The 2009 Release of the Dictionary of Old English Corpus has been produced in part with the support of the Social Sciences and Humanities Research Council of Canada and the National Endowment for the Humanities, an independent federal agency.
The Dictionary of Old English electronic corpus is a complete record of surviving Old English except for some variant manuscripts of individual texts. The Dictionary of Old English is happy to provide copies of the corpus at cost to scholars interested in working with it. The individual scholar must take responsibility for clearing copyright with the editors and publishers of the editions used in his/her own citations of the material. We ask that you not copy and/or (re)distribute the corpus without the written consent of the Dictionary of Old English. This material may not be made available on the Internet, but can be put on webservers that are accessible only to the users within the institution.
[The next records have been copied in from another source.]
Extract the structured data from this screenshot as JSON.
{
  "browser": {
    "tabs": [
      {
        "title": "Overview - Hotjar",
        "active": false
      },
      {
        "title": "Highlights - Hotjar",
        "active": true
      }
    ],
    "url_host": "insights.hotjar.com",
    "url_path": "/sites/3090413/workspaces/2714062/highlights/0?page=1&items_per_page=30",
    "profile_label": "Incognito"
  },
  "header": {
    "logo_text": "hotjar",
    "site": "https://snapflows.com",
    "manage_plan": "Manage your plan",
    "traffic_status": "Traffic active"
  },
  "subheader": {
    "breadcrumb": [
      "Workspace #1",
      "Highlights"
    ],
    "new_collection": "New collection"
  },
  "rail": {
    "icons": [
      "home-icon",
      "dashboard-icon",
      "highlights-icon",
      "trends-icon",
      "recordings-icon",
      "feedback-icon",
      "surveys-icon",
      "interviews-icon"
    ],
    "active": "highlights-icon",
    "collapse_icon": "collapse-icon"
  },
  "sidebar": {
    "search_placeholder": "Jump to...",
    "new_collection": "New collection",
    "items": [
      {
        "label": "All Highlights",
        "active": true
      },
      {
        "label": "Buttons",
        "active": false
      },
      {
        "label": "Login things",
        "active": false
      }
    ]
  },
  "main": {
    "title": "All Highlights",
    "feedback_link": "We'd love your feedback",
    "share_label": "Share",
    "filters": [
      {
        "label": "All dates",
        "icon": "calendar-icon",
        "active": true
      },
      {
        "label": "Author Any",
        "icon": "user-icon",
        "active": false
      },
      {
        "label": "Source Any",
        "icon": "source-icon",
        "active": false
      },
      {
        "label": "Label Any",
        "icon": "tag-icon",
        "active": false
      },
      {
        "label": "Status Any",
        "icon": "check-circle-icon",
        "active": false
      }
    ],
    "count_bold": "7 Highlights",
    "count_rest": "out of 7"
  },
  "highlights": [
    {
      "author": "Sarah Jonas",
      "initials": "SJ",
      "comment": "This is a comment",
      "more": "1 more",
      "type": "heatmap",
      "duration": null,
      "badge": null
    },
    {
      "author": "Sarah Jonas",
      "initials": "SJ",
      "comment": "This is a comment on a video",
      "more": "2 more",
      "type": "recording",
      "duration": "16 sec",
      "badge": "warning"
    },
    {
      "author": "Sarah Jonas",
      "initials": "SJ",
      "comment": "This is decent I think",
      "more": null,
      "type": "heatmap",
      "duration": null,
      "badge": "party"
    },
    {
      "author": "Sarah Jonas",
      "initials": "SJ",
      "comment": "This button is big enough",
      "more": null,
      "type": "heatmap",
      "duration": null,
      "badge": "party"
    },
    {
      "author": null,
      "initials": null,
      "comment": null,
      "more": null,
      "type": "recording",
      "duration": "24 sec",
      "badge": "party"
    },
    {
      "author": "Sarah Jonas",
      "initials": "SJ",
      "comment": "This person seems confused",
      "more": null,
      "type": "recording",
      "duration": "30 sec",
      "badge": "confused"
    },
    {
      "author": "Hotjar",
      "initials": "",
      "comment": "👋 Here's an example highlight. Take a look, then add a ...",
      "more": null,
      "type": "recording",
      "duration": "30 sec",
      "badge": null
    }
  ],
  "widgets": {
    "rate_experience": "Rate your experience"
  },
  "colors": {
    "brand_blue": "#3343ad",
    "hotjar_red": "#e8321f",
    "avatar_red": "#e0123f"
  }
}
A catalogue of the texts included in our corpus is available in Angus Cameron’s “A List of Old English Texts” in A Plan for the Dictionary of Old English, ed. R. Frank and A. Cameron (Toronto: University of Toronto Press, 1973), pp. 25-306. Full bibliographic information (taken from the updated Healey-Venezky List of Texts) is included with each text.
There are 3060 texts in the corpus presented in two formats: eXtensible Markup Language (XML) – TEI-P5 conformant and HyperText Markup Language (HTML).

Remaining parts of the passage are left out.